Misons sur la jeunesse eurafricaine
La relation entre l’Afrique et l’Europe doit forcément prendre au plus vite un tournant majeur pour qu’un avenir acceptable soit envisageable à la fois pour les Européens et pour les Africains. La première urgence est de faire naître et perdurer un sentiment d’appartenance à un espace naturel commun. Malgré leur proximité géographique, les liens historiques, culturels et socio-économiques forts avec l’Europe, la jeunesse africaine est en effet désormais courtisée avec beaucoup de succès par les États-civilisation dont les valeurs et la vision du monde à venir sont aux antipodes de celle de l’Occident.
Depuis cette année la Chine est devenue le pays à recevoir le plus d’étudiants africains, détrônant ainsi la France. De plus, des événements comme le Festival de la jeunesse Chine-Afrique, permet depuis 2016 aux jeunes Chinois et Africains d’approfondir des échanges amicaux. La Turquie, avec le Conseil de Jeunesse Turquie-Afrique, formera quant à elle près de 750 jeunes leaders africains et turcs d’ici 2023, et disposera alors de représentants dans les 54 pays africains, et ce type de pratiques se multiplie, de la part des États-civilisation.

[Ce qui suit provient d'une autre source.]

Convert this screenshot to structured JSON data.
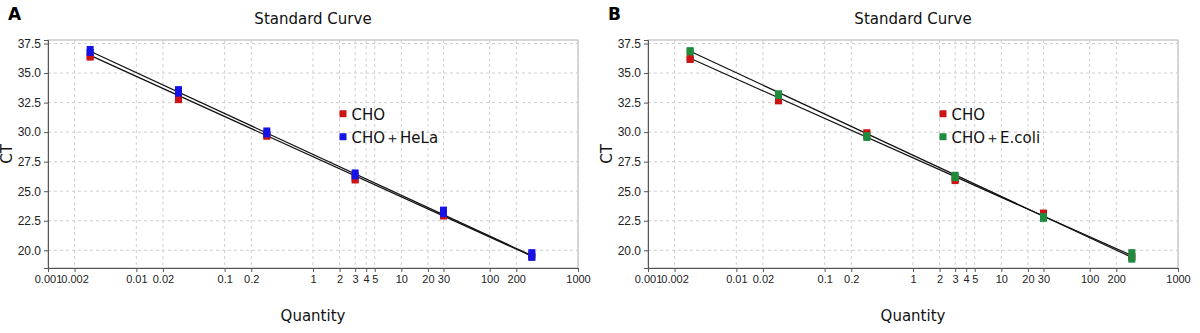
{
  "chart_data": [
    {
      "type": "scatter",
      "label": "A",
      "title": "Standard Curve",
      "x_label": "Quantity",
      "y_label": "CT",
      "log": "x",
      "grid": true,
      "legend": "center",
      "xlim": [
        0.001,
        1000
      ],
      "ylim": [
        18.5,
        37.8
      ],
      "xticks": [
        0.001,
        0.002,
        0.01,
        0.02,
        0.1,
        0.2,
        1,
        2,
        3,
        4,
        5,
        10,
        20,
        30,
        100,
        200,
        1000
      ],
      "yticks": [
        {
          "value": 20,
          "label": "20.0"
        },
        {
          "value": 22.5,
          "label": "22.5"
        },
        {
          "value": 25,
          "label": "25.0"
        },
        {
          "value": 27.5,
          "label": "27.5"
        },
        {
          "value": 30,
          "label": "30.0"
        },
        {
          "value": 32.5,
          "label": "32.5"
        },
        {
          "value": 35,
          "label": "35.0"
        },
        {
          "value": 37.5,
          "label": "37.5"
        }
      ],
      "series": [
        {
          "name": "CHO",
          "color": "#cc1414",
          "marker": "square",
          "x": [
            0.003,
            0.003,
            0.03,
            0.03,
            0.3,
            0.3,
            3,
            3,
            30,
            30,
            300,
            300
          ],
          "values": [
            36.35,
            36.45,
            32.75,
            32.85,
            29.65,
            29.75,
            25.95,
            26.05,
            22.9,
            23.0,
            19.45,
            19.6
          ],
          "fit_x": [
            0.003,
            300
          ],
          "fit_values": [
            36.5,
            19.5
          ]
        },
        {
          "name": "CHO＋HeLa",
          "color": "#1414e6",
          "marker": "square",
          "x": [
            0.003,
            0.003,
            0.03,
            0.03,
            0.3,
            0.3,
            3,
            3,
            30,
            30,
            300,
            300
          ],
          "values": [
            36.75,
            37.0,
            33.3,
            33.6,
            29.85,
            30.1,
            26.3,
            26.55,
            23.1,
            23.4,
            19.4,
            19.8
          ],
          "fit_x": [
            0.003,
            300
          ],
          "fit_values": [
            36.85,
            19.55
          ]
        }
      ]
    },
    {
      "type": "scatter",
      "label": "B",
      "title": "Standard Curve",
      "x_label": "Quantity",
      "y_label": "CT",
      "log": "x",
      "grid": true,
      "legend": "center",
      "xlim": [
        0.001,
        1000
      ],
      "ylim": [
        18.5,
        37.8
      ],
      "xticks": [
        0.001,
        0.002,
        0.01,
        0.02,
        0.1,
        0.2,
        1,
        2,
        3,
        4,
        5,
        10,
        20,
        30,
        100,
        200,
        1000
      ],
      "yticks": [
        {
          "value": 20,
          "label": "20.0"
        },
        {
          "value": 22.5,
          "label": "22.5"
        },
        {
          "value": 25,
          "label": "25.0"
        },
        {
          "value": 27.5,
          "label": "27.5"
        },
        {
          "value": 30,
          "label": "30.0"
        },
        {
          "value": 32.5,
          "label": "32.5"
        },
        {
          "value": 35,
          "label": "35.0"
        },
        {
          "value": 37.5,
          "label": "37.5"
        }
      ],
      "series": [
        {
          "name": "CHO",
          "color": "#cc1414",
          "marker": "square",
          "x": [
            0.003,
            0.003,
            0.03,
            0.03,
            0.3,
            0.3,
            3,
            3,
            30,
            30,
            300,
            300
          ],
          "values": [
            36.15,
            36.25,
            32.65,
            32.75,
            29.85,
            29.95,
            25.9,
            26.0,
            23.05,
            23.15,
            19.4,
            19.5
          ],
          "fit_x": [
            0.003,
            300
          ],
          "fit_values": [
            36.25,
            19.55
          ]
        },
        {
          "name": "CHO＋E.coli",
          "color": "#1e8c3c",
          "marker": "square",
          "x": [
            0.003,
            0.003,
            0.03,
            0.03,
            0.3,
            0.3,
            3,
            3,
            30,
            30,
            300,
            300
          ],
          "values": [
            36.8,
            36.9,
            33.1,
            33.25,
            29.55,
            29.7,
            26.15,
            26.35,
            22.7,
            22.85,
            19.25,
            19.8
          ],
          "fit_x": [
            0.003,
            300
          ],
          "fit_values": [
            36.85,
            19.4
          ]
        }
      ]
    }
  ]
}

Certes, il existe déjà des points de rencontre entre les jeunesses africaines et européennes : en 2017, le 4ème Sommet Afrique-Europe de la Jeunesse insistait déjà sur le rôle crucial des jeunes dans le Partenariat Afrique-UE. Multiplier les canaux de rencontre, qu’ils soient physiques ou virtuels, est indispensable.
Enfin, il est crucial de rappeler que le Parlement européen dans sa résolution du 25 mars 2021 intitulée « Nouvelle stratégie UE-Afrique » souligne que les relations de l’Union européenne avec l’Afrique sont de la plus haute importance pour l’avenir de nos deux continents et que leurs prospérités sont intimement liées. Nos deux jeunesses sont le ciment de cette relation, connectons-les et misons sur elles !
Adrien N’Koghe-Mba
Franco-Gabonais, à Rennes Adrien est le président de Wany, entreprise dont la mission est de connecter les jeunesses africaines et européennes autour du Développement durable. À Libreville, il est directeur général de l’Institut Léon Mba. Adrien est également membre du comité directeur du Club Objectif Avenir Afrique (O2A), think-tank dédié, entre autres, à rapprocher l’Europe et l’Afrique sur des bases renouvelées.